Problems brew problems.
These troubles, happening around me, somehow infiltrate into my brain, and now I’m the problem.
Nothing good happens to me.
Faith gets fractured when negativity becomes the front seat.
What is happening around me is not a direct correlation with me. My troubles are not me unless I let my mind start thinking and acting that way.
When those negative thoughts come, do you ever think?
- God is disappointed in me
- God doesn’t love me
- I have little faith
- A Christian shouldn’t have these thoughts
Survival strategy says negative thoughts cause us to look for what is wrong, so we can protect ourselves from danger.
Who or what is more dangerous than myself when I am thinking negatively? When I constantly look for what is wrong, I put my relationship with God in jeopardy.
Have you ever been around a pessimistic person?
Do you ever find yourself getting stuck on the pessimism channel? If our mind is constantly stuck on the bad and the wrong, our bodies are going to feel this way also.
Pessimism parks our view on the impossible.
Many times, I think I’m the only one who deals with negative thoughts. Am I?
I was surprised when I did some research about negative thoughts. Eighty percent of everyone’s thoughts contain some sort of negative content. The problem is when we believe the content of our thoughts to be true.
We can believe the worse, or we can plant our faith in the truth of God.
Job, from the Bible, comes to the forefront of the Bible as someone who experienced a heap of problems. He lost his possessions, family, and health.

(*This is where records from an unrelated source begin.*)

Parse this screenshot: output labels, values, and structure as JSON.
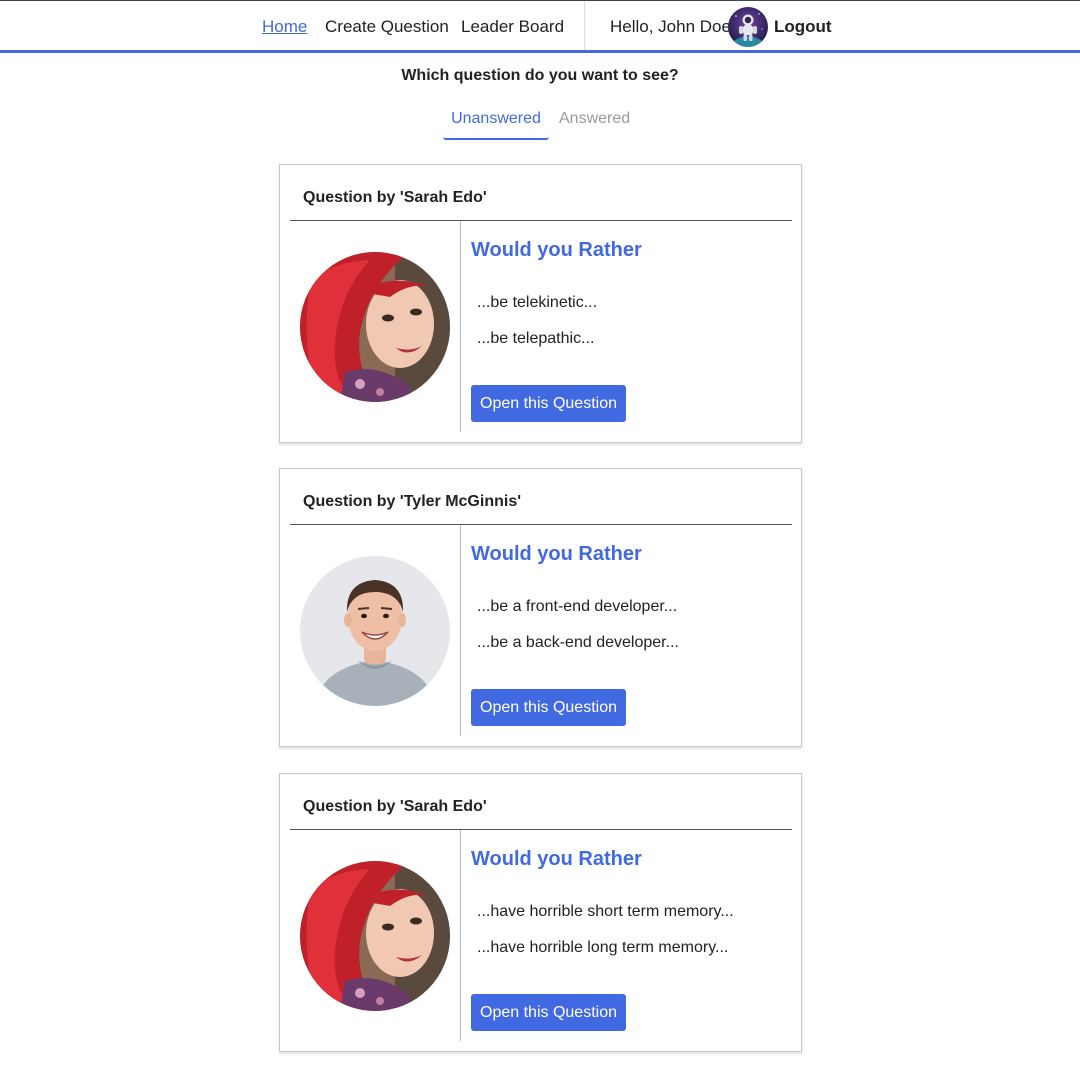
{
  "nav": {
    "links": [
      "Home",
      "Create Question",
      "Leader Board"
    ],
    "greeting": "Hello, John Doe",
    "logout": "Logout",
    "active_link": "Home",
    "accent_color": "#4169e1"
  },
  "page": {
    "heading": "Which question do you want to see?",
    "tabs": [
      "Unanswered",
      "Answered"
    ],
    "active_tab": "Unanswered"
  },
  "questions": [
    {
      "author_label": "Question by 'Sarah Edo'",
      "title": "Would you Rather",
      "option_one": "...be telekinetic...",
      "option_two": "...be telepathic...",
      "button": "Open this Question",
      "avatar": "red-haired-woman-avatar"
    },
    {
      "author_label": "Question by 'Tyler McGinnis'",
      "title": "Would you Rather",
      "option_one": "...be a front-end developer...",
      "option_two": "...be a back-end developer...",
      "button": "Open this Question",
      "avatar": "smiling-man-avatar"
    },
    {
      "author_label": "Question by 'Sarah Edo'",
      "title": "Would you Rather",
      "option_one": "...have horrible short term memory...",
      "option_two": "...have horrible long term memory...",
      "button": "Open this Question",
      "avatar": "red-haired-woman-avatar"
    }
  ]
}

What did Job park his thoughts on?
- Trust God at all times. It’s easy to trust when life is good, but our faith grows when we trust in the hard of life.
- God wants us to bear our soul, and tell Him how we are feeling. He will help us see the eternal focus, and give us the wisdom how to proceed with the problem.
- God is the only security we can find on Earth. He is the Rock. The Cornerstone.
- Instead of asking “why me,” we should be asking “show me”. How will this make me better and then wait patiently in expectation for His aid?
- We have nothing to fear when we are holding Jesus’ hand. Can I get an Amen?
The story of Job ends with blessing. Job received more “stuff” in the second half of his life than in the beginning of his life.
We might not receive material blessings but instead, we receive an unbreakable, deep-rooted faith in these seasons of trouble. Our complete restoration from every problem will happen when we are in Heaven with our Savior.
When those negative thoughts come, let it spur us on, grit our teeth and dig a little deeper into our relationship with God. Water the soil, and flex those faith roots into the ground.
28 And we know that God causes everything to work together for the good of those who love God and are called according to his purpose for them (Romans 8:28, NLT).